“The tables are turning” for cloud providers, Gartner has asserted, despite predicting an increase in public cloud growth in 2024.
Public cloud growth has slowed in 2023 as end users switch their attention to optimising their cloud investments. The slowdown has even fuelled a backlog in uncommitted cloud spend, while market leader AWS‘ annual rate of growth decelerated from 33% to 12% between Q2 2022 and Q3 2023.
Gartner, however, predicts that market growth will accelerate modestly again in 2024, when it expects public cloud end-user spending to rise 20.4% to $679bn.
That compares with the 17.8% growth slated for 2023.
‘The tables are turning for cloud providers’
The fact that cloud has become “essentially indispensable” doesn’t mean that cloud innovation can slow, Gartner VP Analyst Sid Nag said, however.
“The tables are turning for cloud providers as cloud models no longer drive business outcomes, but rather, business outcomes shape cloud models,” he said.
“For example, organisations deploying generative AI (GenAI) services will look to the public cloud, given the scale of the infrastructure required.
“However, to deploy GenAI effectively, these organisations will require cloud providers to address nontechnical issues related to cost, economics, sovereignty, privacy and sustainability.
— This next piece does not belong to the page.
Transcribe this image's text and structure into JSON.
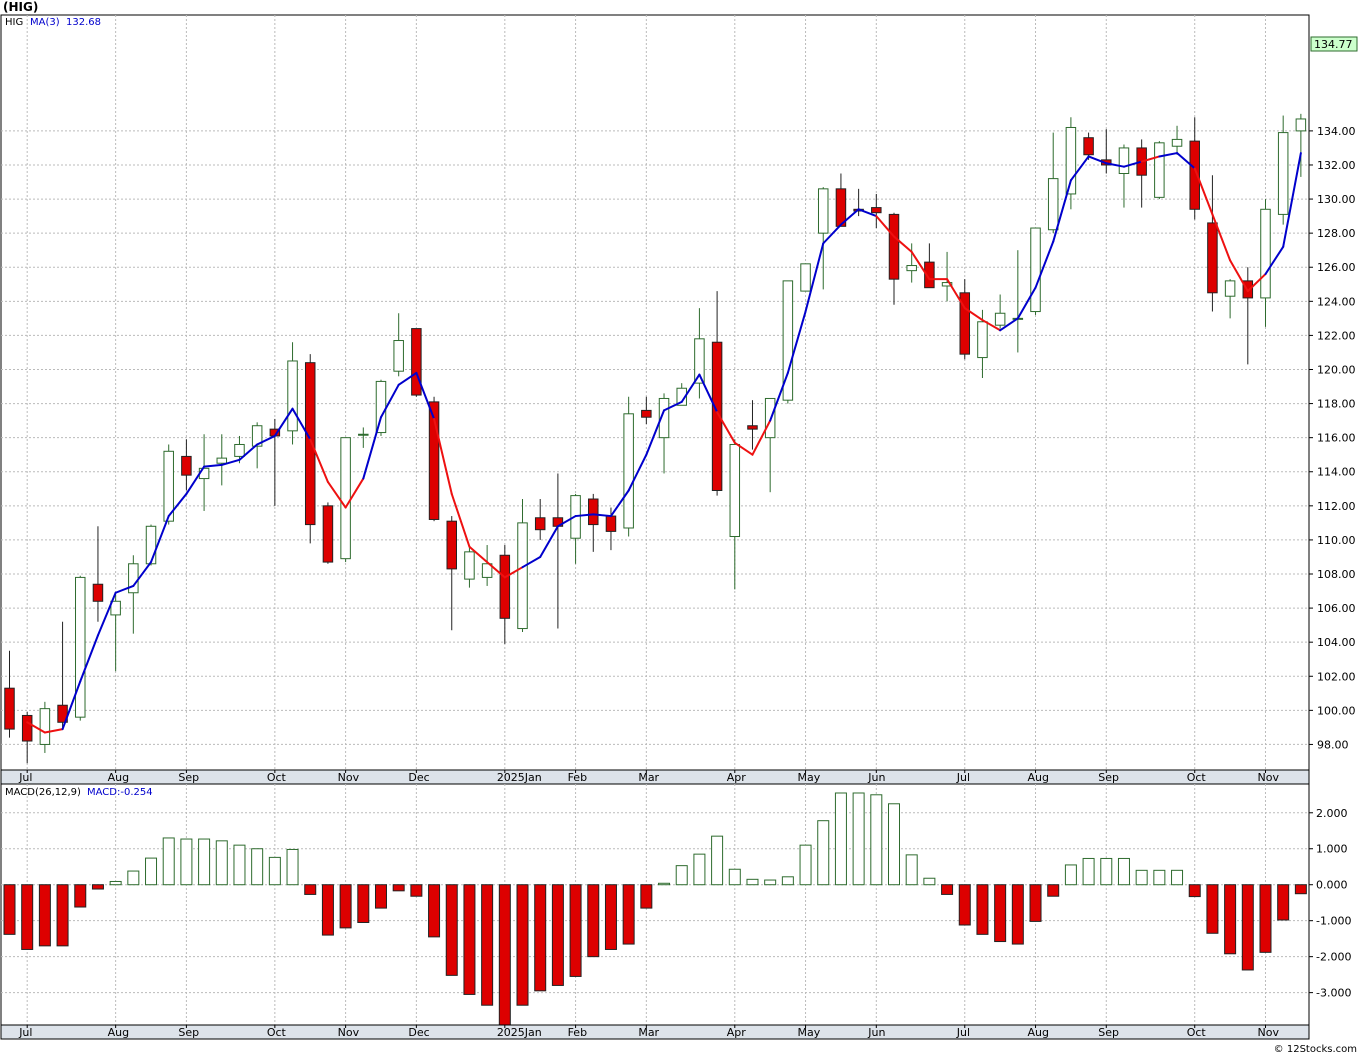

Hyperscalers that support these needs will be able to capture a brand-new revenue opportunity as GenAI adoption grows.”
IaaS to grow fastest
Infrastructure as a Service (IaaS) is set to light up the market with the highest growth by cloud sub-segment in 2024, with end-user spending forecast to bulge 26.6% to $182bn.
Cloud application services (SaaS) will remain the largest sub-segment, Gartner said, with spending set to rise from $205bn to $244bn year on year.
Cloud desktop-as-service (DaaS) will see spending rise from $2.8bn to $3.2bn, meanwhile, cloud application infrastructure services (PaaS) from $145bn to $176bn and cloud business process services (BPaaS) from $66bn to $73bn.
“GenAI adoption will also support the growth in industry cloud platforms,” Nag added.
“GenAI models that are applicable across diverse industry verticals might require significant customisation, affecting scalability and cost-effectiveness. Public cloud providers can position themselves as partners in the responsible and tailored adoption of GenAI by building on the same approaches applied to industry clouds, sovereign clouds and distributed clouds.”